Author Lee Child consider's Amazon's rumored next move. Having killed off the big box booksellers, are they after the rest?
So now, rumour has it, Amazon plans to open another 299 physical bookstores (it already has one, in Seattle). The rumours are denied – or at least, not confirmed – and at first glance they appear economically insane. At the best of times, books are low-velocity, low-margin items, and commercial rents are geared to the opposite – clothes, handbags and other high-profit stuff. But then, for 20 years Amazon has proved willing to eat losses, and investors have allowed it to.

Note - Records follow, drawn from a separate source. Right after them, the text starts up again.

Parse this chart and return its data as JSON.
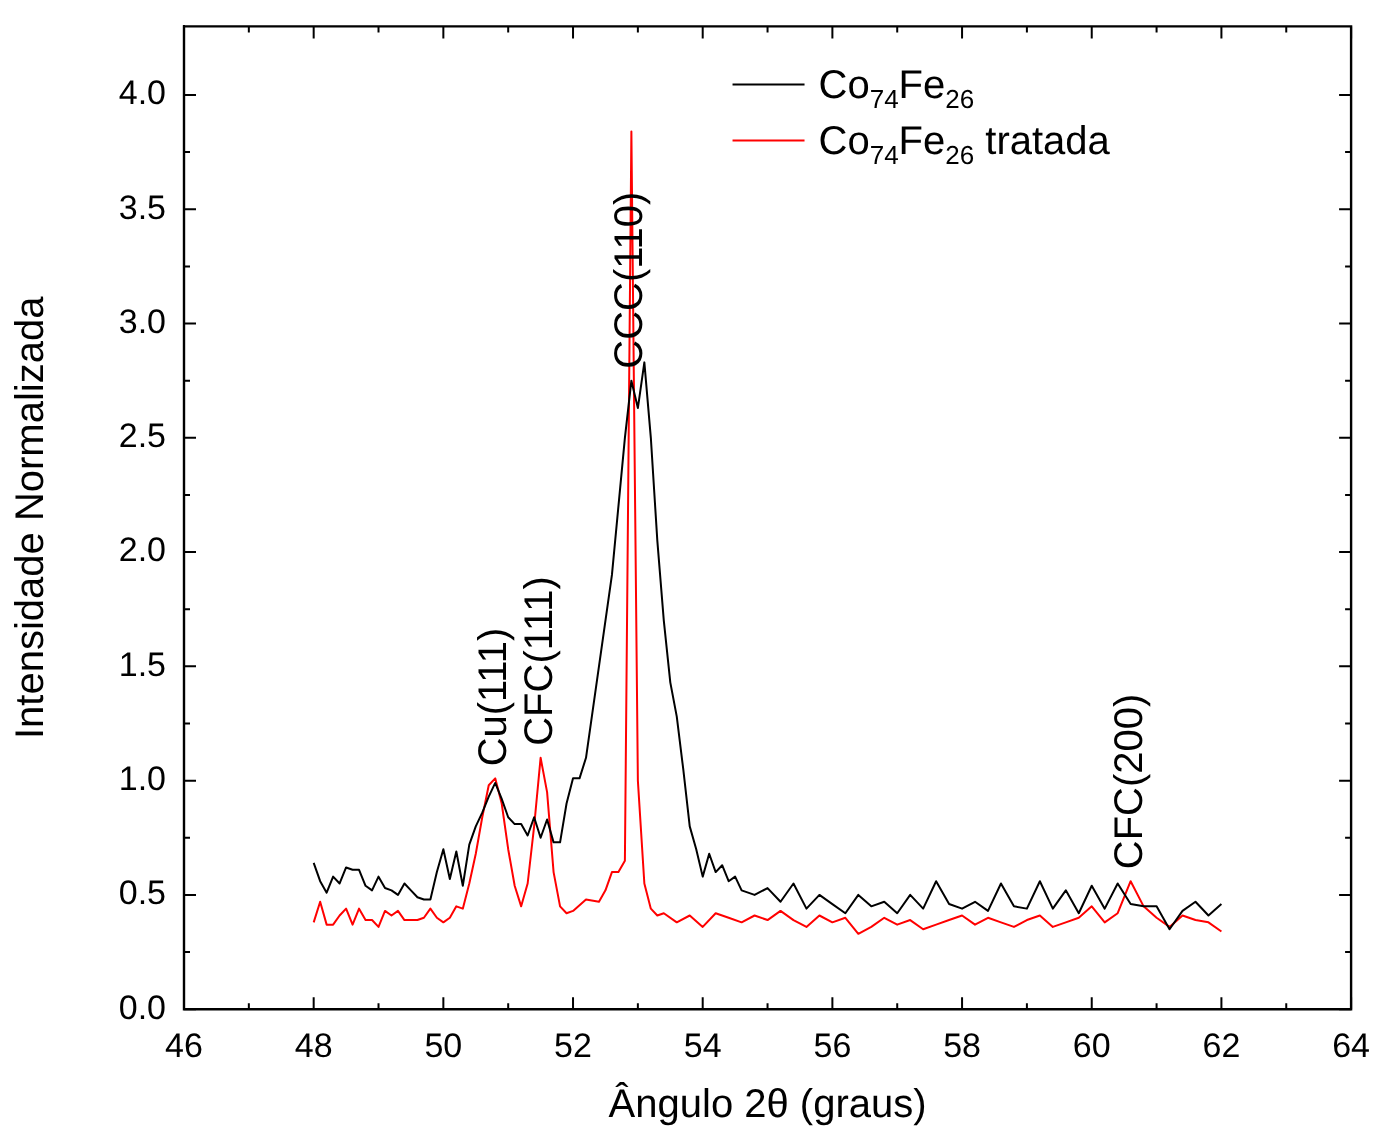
{
  "chart_data": {
    "type": "line",
    "xlabel": "Ângulo 2θ (graus)",
    "ylabel": "Intensidade Normalizada",
    "xlim": [
      46,
      64
    ],
    "xticks": [
      46,
      48,
      50,
      52,
      54,
      56,
      58,
      60,
      62,
      64
    ],
    "ylim": [
      0,
      4.3
    ],
    "yticks": [
      {
        "value": 0,
        "label": "0.0"
      },
      {
        "value": 0.5,
        "label": "0.5"
      },
      {
        "value": 1,
        "label": "1.0"
      },
      {
        "value": 1.5,
        "label": "1.5"
      },
      {
        "value": 2,
        "label": "2.0"
      },
      {
        "value": 2.5,
        "label": "2.5"
      },
      {
        "value": 3,
        "label": "3.0"
      },
      {
        "value": 3.5,
        "label": "3.5"
      },
      {
        "value": 4,
        "label": "4.0"
      }
    ],
    "grid": false,
    "legend": "top right",
    "marker": "none",
    "line_style": "solid",
    "series": [
      {
        "name": "Co$_{74}$Fe$_{26}$",
        "color": "#000000",
        "x": [
          48.0,
          48.1,
          48.2,
          48.3,
          48.4,
          48.5,
          48.6,
          48.7,
          48.8,
          48.9,
          49.0,
          49.1,
          49.2,
          49.3,
          49.4,
          49.5,
          49.6,
          49.7,
          49.8,
          49.9,
          50.0,
          50.1,
          50.2,
          50.3,
          50.4,
          50.5,
          50.6,
          50.7,
          50.8,
          50.9,
          51.0,
          51.1,
          51.2,
          51.3,
          51.4,
          51.5,
          51.6,
          51.7,
          51.8,
          51.9,
          52.0,
          52.1,
          52.2,
          52.3,
          52.4,
          52.5,
          52.6,
          52.7,
          52.8,
          52.9,
          53.0,
          53.1,
          53.2,
          53.3,
          53.4,
          53.5,
          53.6,
          53.7,
          53.8,
          53.9,
          54.0,
          54.1,
          54.2,
          54.3,
          54.4,
          54.5,
          54.6,
          54.8,
          55.0,
          55.2,
          55.4,
          55.6,
          55.8,
          56.0,
          56.2,
          56.4,
          56.6,
          56.8,
          57.0,
          57.2,
          57.4,
          57.6,
          57.8,
          58.0,
          58.2,
          58.4,
          58.6,
          58.8,
          59.0,
          59.2,
          59.4,
          59.6,
          59.8,
          60.0,
          60.2,
          60.4,
          60.6,
          60.8,
          61.0,
          61.2,
          61.4,
          61.6,
          61.8,
          62.0
        ],
        "values": [
          0.64,
          0.56,
          0.51,
          0.58,
          0.55,
          0.62,
          0.61,
          0.61,
          0.54,
          0.52,
          0.58,
          0.53,
          0.52,
          0.5,
          0.55,
          0.52,
          0.49,
          0.48,
          0.48,
          0.6,
          0.7,
          0.57,
          0.69,
          0.54,
          0.72,
          0.8,
          0.86,
          0.93,
          0.99,
          0.92,
          0.84,
          0.81,
          0.81,
          0.76,
          0.84,
          0.75,
          0.83,
          0.73,
          0.73,
          0.9,
          1.01,
          1.01,
          1.1,
          1.3,
          1.5,
          1.7,
          1.9,
          2.2,
          2.5,
          2.75,
          2.63,
          2.83,
          2.5,
          2.05,
          1.7,
          1.43,
          1.28,
          1.05,
          0.8,
          0.7,
          0.58,
          0.68,
          0.6,
          0.63,
          0.56,
          0.58,
          0.52,
          0.5,
          0.53,
          0.47,
          0.55,
          0.44,
          0.5,
          0.46,
          0.42,
          0.5,
          0.45,
          0.47,
          0.42,
          0.5,
          0.44,
          0.56,
          0.46,
          0.44,
          0.47,
          0.43,
          0.55,
          0.45,
          0.44,
          0.56,
          0.44,
          0.52,
          0.42,
          0.54,
          0.44,
          0.55,
          0.46,
          0.45,
          0.45,
          0.35,
          0.43,
          0.47,
          0.41,
          0.46
        ]
      },
      {
        "name": "Co$_{74}$Fe$_{26}$ tratada",
        "color": "#ff0000",
        "x": [
          48.0,
          48.1,
          48.2,
          48.3,
          48.4,
          48.5,
          48.6,
          48.7,
          48.8,
          48.9,
          49.0,
          49.1,
          49.2,
          49.3,
          49.4,
          49.5,
          49.6,
          49.7,
          49.8,
          49.9,
          50.0,
          50.1,
          50.2,
          50.3,
          50.4,
          50.5,
          50.6,
          50.7,
          50.8,
          50.9,
          51.0,
          51.1,
          51.2,
          51.3,
          51.4,
          51.5,
          51.6,
          51.7,
          51.8,
          51.9,
          52.0,
          52.2,
          52.4,
          52.5,
          52.6,
          52.7,
          52.8,
          52.9,
          53.0,
          53.1,
          53.2,
          53.3,
          53.4,
          53.6,
          53.8,
          54.0,
          54.2,
          54.4,
          54.6,
          54.8,
          55.0,
          55.2,
          55.4,
          55.6,
          55.8,
          56.0,
          56.2,
          56.4,
          56.6,
          56.8,
          57.0,
          57.2,
          57.4,
          57.6,
          57.8,
          58.0,
          58.2,
          58.4,
          58.6,
          58.8,
          59.0,
          59.2,
          59.4,
          59.6,
          59.8,
          60.0,
          60.2,
          60.4,
          60.6,
          60.8,
          61.0,
          61.2,
          61.4,
          61.6,
          61.8,
          62.0
        ],
        "values": [
          0.38,
          0.47,
          0.37,
          0.37,
          0.41,
          0.44,
          0.37,
          0.44,
          0.39,
          0.39,
          0.36,
          0.43,
          0.41,
          0.43,
          0.39,
          0.39,
          0.39,
          0.4,
          0.44,
          0.4,
          0.38,
          0.4,
          0.45,
          0.44,
          0.55,
          0.68,
          0.84,
          0.98,
          1.01,
          0.9,
          0.7,
          0.54,
          0.45,
          0.55,
          0.8,
          1.1,
          0.95,
          0.6,
          0.45,
          0.42,
          0.43,
          0.48,
          0.47,
          0.52,
          0.6,
          0.6,
          0.65,
          3.84,
          1.0,
          0.55,
          0.44,
          0.41,
          0.42,
          0.38,
          0.41,
          0.36,
          0.42,
          0.4,
          0.38,
          0.41,
          0.39,
          0.43,
          0.39,
          0.36,
          0.41,
          0.38,
          0.4,
          0.33,
          0.36,
          0.4,
          0.37,
          0.39,
          0.35,
          0.37,
          0.39,
          0.41,
          0.37,
          0.4,
          0.38,
          0.36,
          0.39,
          0.41,
          0.36,
          0.38,
          0.4,
          0.45,
          0.38,
          0.42,
          0.56,
          0.45,
          0.4,
          0.36,
          0.41,
          0.39,
          0.38,
          0.34
        ]
      }
    ],
    "annotations": [
      {
        "text": "Cu(111)",
        "x": 50.8,
        "y": 1.01
      },
      {
        "text": "CFC(111)",
        "x": 51.5,
        "y": 1.1
      },
      {
        "text": "CCC(110)",
        "x": 52.9,
        "y": 2.75
      },
      {
        "text": "CFC(200)",
        "x": 60.6,
        "y": 0.56
      }
    ]
  }
}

So, what if? And suppose those 300 stores were only the start? We’d quickly approach a de facto monopsony. Amazon would become the only practical route to market for 1,400 US publishers and a million US self-publishers, for either digital or paper product. The history is worrying. Amazon has already tried to use its power in a punitive fashion, as if determined to hurt publishers financially. All kinds of fees and “contributions” are required. “Pay to play” was openly the name of the game, until Amazon’s lawyers suggested a less explicit description. One publisher resisted, and a senior Amazon executive boasted: “I did everything I could to screw with their performance.” Already, self-publishers have only “terms and conditions”, which change capriciously – so far only to Amazon’s advantage. Is it good public policy to allow one corporation to have total power over a nation’s published output?